Eigentlich hatte ich Kopfweh und wollte heim. Ein Blick auf die Uhr verriet, dass es gerade einmal kurz nach elf war. Du gute Güte, wie langweilig du geworden bist.
„Na gut, bring mir eine mit“, wollte ich soeben sagen, aber Luise war schon mit ihrem Portemonnaie in der Masse verschwunden.
„Irgendwie kommt nicht so wirklich Stimmung auf“, meinte Vivien, die neben mir saß.
Nickend stimmte ich zu.
„Bei den Kerlen ist heute auch nichts Ansprechendes dabei.“ Sarah schaute sich um. „Sieht fast so aus, als ob ich heute mit euch heimgehen müsste.“
Das Dämmerlicht und die Schmutzflecken meiner Brille verhinderten eine klare Sicht. Dennoch erkannte ich, worauf Sarah hinauswollte.

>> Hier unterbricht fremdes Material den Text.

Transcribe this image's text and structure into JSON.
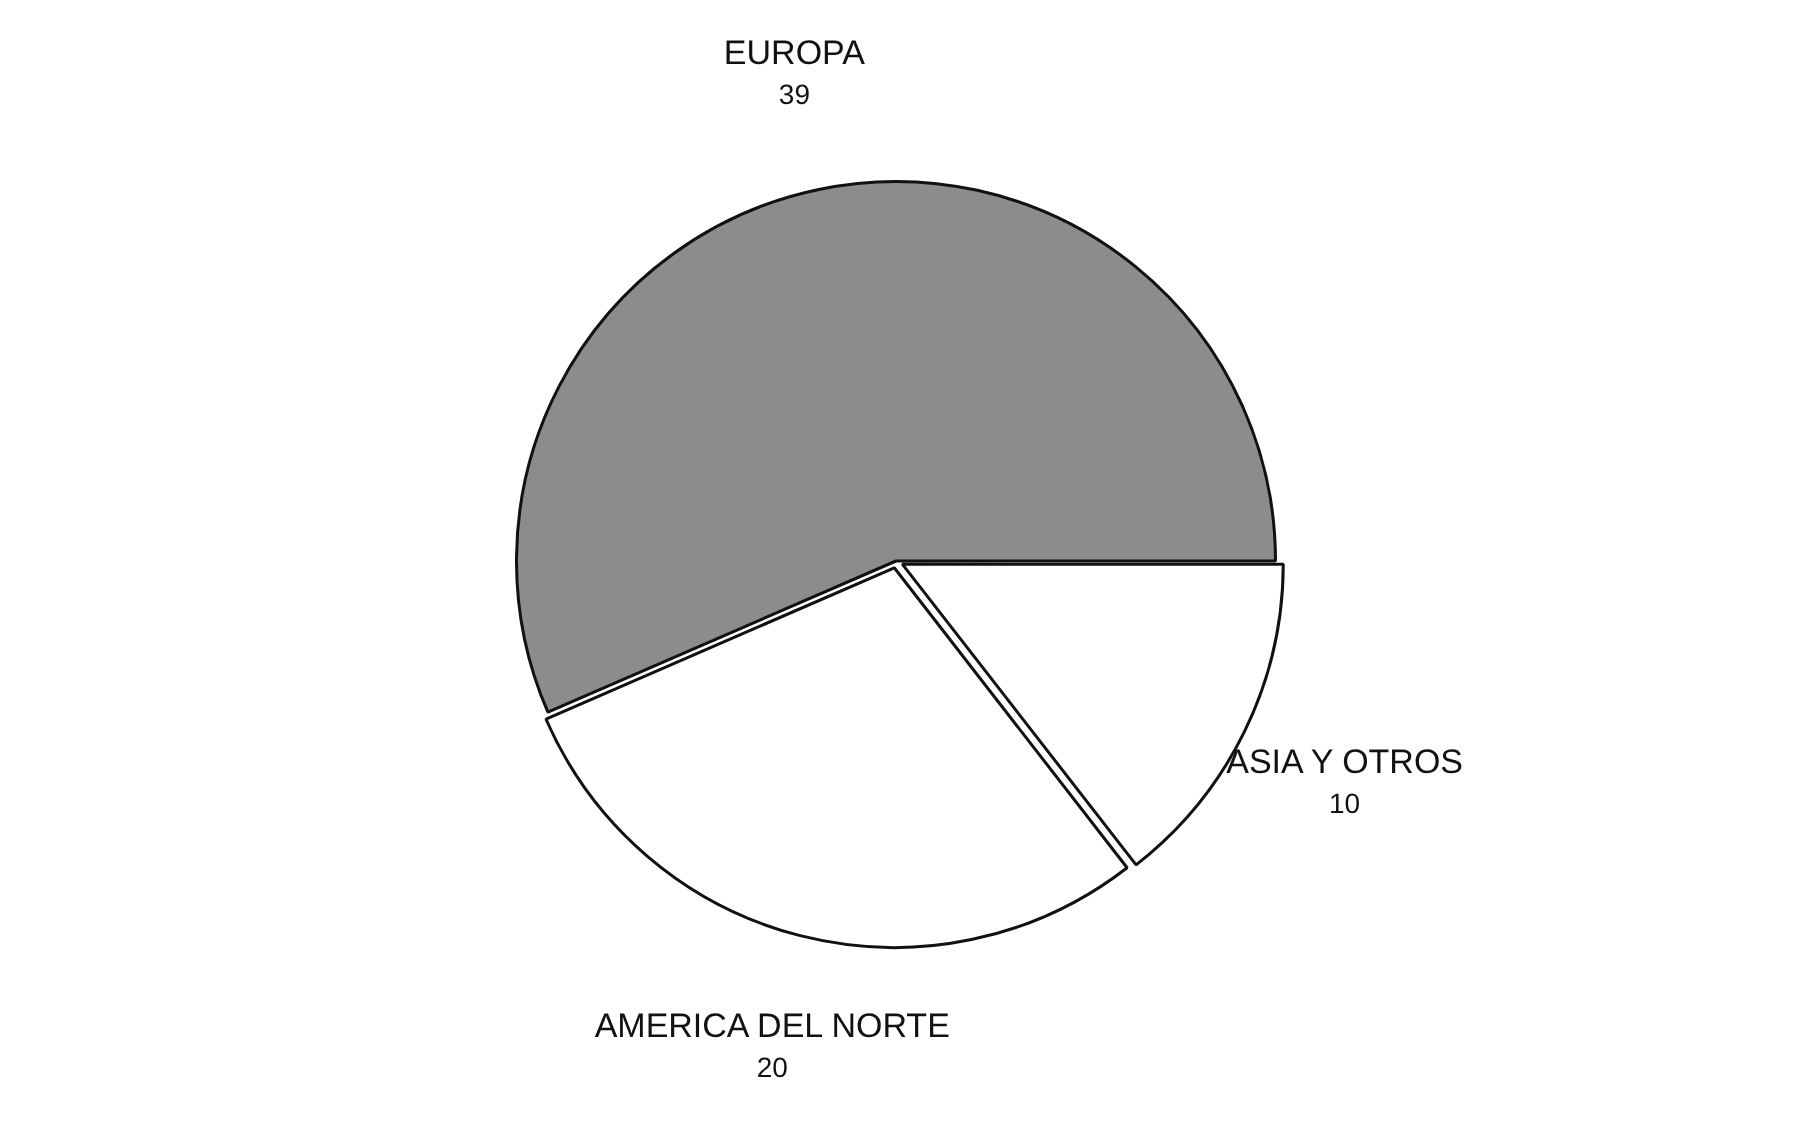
{
  "chart_data": {
    "type": "pie",
    "categories": [
      "EUROPA",
      "ASIA Y OTROS",
      "AMERICA DEL NORTE"
    ],
    "values": [
      39,
      10,
      20
    ],
    "colors": [
      "#8c8c8c",
      "#ffffff",
      "#ffffff"
    ],
    "data_labels": true,
    "legend": false
  }
}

Es wirkte beinahe so, als würden die Nerds der Big Bang Theory die sozialen Interaktionen einer Party untersuchen. Von attraktiven Jungs war weit und breit keine Spur.
„Oh, da ist Ron“, quietschte Katha.
Auf Kommando drehten sich alle in eine Richtung und ihnen entfuhr ein leichtes Seufzen.
In der Menge tanzte Ron mit zwei seiner Kumpels. Er bewegte sich kaum. Im Grunde tanzte er nicht, sondern schritt im Zweitakt von einer Stelle auf die nächste. Ron musste wiederum kein guter Tänzer sein. Allein, dass er sich bewegte, rief eine freudige Erregung in den Mädels hervor.
„Mit dem würde ich auch gerne mal tanzen. Wenn ihr versteht, was ich meine.“ Sarah kräuselte schelmisch die Nase.
Ich streckte meinen Kopf über die Mitte des Tisches. „Der hat doch eine Freundin.“
Die anderen schauten sich ratlos an.
„Der hatte wohl mal eine“, gab Sarah mit einer Handbewegung zu.